After Viral ‘Embrace,’ Hank Willis Thomas Is Tapped for Boston’s Next Public Art Program
The city of Boston announced thirty new public art initiatives, including a slew of monuments to underrepresented episodes of local history. The initiative is funded by a $3 million grant from the Mellon Foundation, the largest of such investments ever made into Boston’s public art program.
“This investment in public art programs is groundbreaking and will support our efforts to highlight the many cultures, talents, and histories of our residents. It is an honor to see this innovation through art,” Boston Mayor Michelle Wu said in a statement.
Seven artists and organizations have been commissioned to realize public art installations. A Trike Called Funk will work with local graffiti artists for an homage to local practitioners; the Kinfolk Monuments Project is invited to create virtual monuments to under-celebrated Black historical figures; Alison Yueming Qu and Jaronzie Harris have been tapped for an homage to Boston’s Chinatown; artists Katherine Farrington, Roberto Mighty, and Ruth Henry, and LaRissa Rogers and Zalika Azim, are also set to participate, with more details forthcoming.

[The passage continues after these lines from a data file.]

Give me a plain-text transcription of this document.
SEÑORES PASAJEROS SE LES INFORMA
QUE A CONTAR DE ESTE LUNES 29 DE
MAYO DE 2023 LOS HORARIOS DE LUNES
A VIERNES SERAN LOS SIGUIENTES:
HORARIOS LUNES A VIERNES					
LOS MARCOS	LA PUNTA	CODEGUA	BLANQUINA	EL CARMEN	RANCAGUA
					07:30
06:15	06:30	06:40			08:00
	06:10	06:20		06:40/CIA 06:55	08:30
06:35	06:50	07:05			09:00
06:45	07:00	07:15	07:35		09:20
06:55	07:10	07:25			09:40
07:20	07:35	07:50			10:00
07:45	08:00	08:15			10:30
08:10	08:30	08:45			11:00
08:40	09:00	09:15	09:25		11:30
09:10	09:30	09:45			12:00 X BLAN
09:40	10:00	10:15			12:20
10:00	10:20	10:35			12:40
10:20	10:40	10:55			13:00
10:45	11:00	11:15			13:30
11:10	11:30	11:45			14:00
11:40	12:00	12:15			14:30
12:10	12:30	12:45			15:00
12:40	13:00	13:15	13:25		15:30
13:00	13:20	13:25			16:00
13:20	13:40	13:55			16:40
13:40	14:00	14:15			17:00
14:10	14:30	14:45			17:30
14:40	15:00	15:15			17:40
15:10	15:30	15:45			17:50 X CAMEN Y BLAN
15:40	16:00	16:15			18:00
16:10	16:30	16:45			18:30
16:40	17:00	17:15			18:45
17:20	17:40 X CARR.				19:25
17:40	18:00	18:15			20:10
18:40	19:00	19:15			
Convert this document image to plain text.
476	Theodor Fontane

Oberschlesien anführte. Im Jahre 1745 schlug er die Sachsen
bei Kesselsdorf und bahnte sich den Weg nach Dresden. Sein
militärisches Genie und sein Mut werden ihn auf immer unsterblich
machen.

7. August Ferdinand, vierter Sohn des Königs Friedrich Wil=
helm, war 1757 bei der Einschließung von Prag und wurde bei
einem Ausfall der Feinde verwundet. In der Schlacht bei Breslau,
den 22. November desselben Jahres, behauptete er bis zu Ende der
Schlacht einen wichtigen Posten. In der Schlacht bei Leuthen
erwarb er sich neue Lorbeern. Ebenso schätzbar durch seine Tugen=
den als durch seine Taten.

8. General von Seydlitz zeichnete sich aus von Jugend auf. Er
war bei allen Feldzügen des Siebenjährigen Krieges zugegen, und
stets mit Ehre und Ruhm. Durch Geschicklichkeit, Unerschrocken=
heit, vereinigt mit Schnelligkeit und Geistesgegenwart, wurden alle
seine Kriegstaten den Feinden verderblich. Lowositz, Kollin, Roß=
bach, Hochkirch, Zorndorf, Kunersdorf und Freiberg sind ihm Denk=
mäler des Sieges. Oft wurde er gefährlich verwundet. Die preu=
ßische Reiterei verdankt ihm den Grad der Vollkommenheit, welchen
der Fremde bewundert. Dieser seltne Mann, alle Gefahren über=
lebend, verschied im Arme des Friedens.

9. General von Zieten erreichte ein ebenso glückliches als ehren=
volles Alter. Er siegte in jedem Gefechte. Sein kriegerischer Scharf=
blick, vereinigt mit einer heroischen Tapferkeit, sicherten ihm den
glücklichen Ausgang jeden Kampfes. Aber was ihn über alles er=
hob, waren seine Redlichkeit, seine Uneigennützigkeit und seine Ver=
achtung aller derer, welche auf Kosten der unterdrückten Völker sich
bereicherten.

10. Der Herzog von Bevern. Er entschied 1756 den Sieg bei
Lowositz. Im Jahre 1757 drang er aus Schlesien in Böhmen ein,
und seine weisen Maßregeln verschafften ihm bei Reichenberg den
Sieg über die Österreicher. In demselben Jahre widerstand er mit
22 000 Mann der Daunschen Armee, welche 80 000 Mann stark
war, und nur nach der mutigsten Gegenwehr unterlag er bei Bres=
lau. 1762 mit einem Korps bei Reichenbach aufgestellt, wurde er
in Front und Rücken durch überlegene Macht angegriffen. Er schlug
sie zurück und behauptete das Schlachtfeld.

However, the most prominent artist to be involved may be Hank Willis Thomas, who will present The Gun Violence Memorial Project, a commemoration of the weekly toll of gun violence in the United States.
The project will be the latest major public art commission in Boston for Thomas, who was previously commissioned to create a monument to Dr. Martin Luther King Jr. and his wife Coretta Scott King for 1965 Freedom Plaza which honors 4 local civil rights leaders from the 1950s through the 1970s. That monument, titled The Embrace, was unveiled in January 2023.
A 20-foot tall bronze monument composed of faceless, interlocking limbs that visitors can walk beneath, the monument recieved a mixed reception from critics and quicly went viral after some social media users said that the sculpture, seen from certain angles, appeared lascivious.
“It’s important that I talk about how my practice is a conversation with the viewer,” Thomas told ARTnews. “To whatever degree there is adversity, it is also an opportunity for me to engage. How could I be upset or disappointed when a work about communal love is so well-embraced?”
The new program, titled “Un-monument | Re-monument | De-monument: Transforming Boston”, encompasses research grants for future projects, such as a monument to Ella Little Collins, Malcolm X’s older sister. Also under development is an interactive memorial reflecting on the Vietnamese diaspora experience; and a series of public interventions centered on the heroics of Crispus Attucks, a Black man and the first casualty of the American Revolution.
“Stone and bronze have been used for centuries to show what’s important and who matters. Thankfully, those kinds of monuments are increasingly being erected to people whose accomplishments have been left out of our shared origin story,” Mighty said in a statement. “New media presents artists and commissioning bodies with exciting ways of creating monuments that are at once site-specific, instantly available worldwide, and financially within reach.”
Boston has invested considerable energy in recent years to reimagine the purpose of its public art, after historians and activists urged city officials to include more representations of its influential Black residents.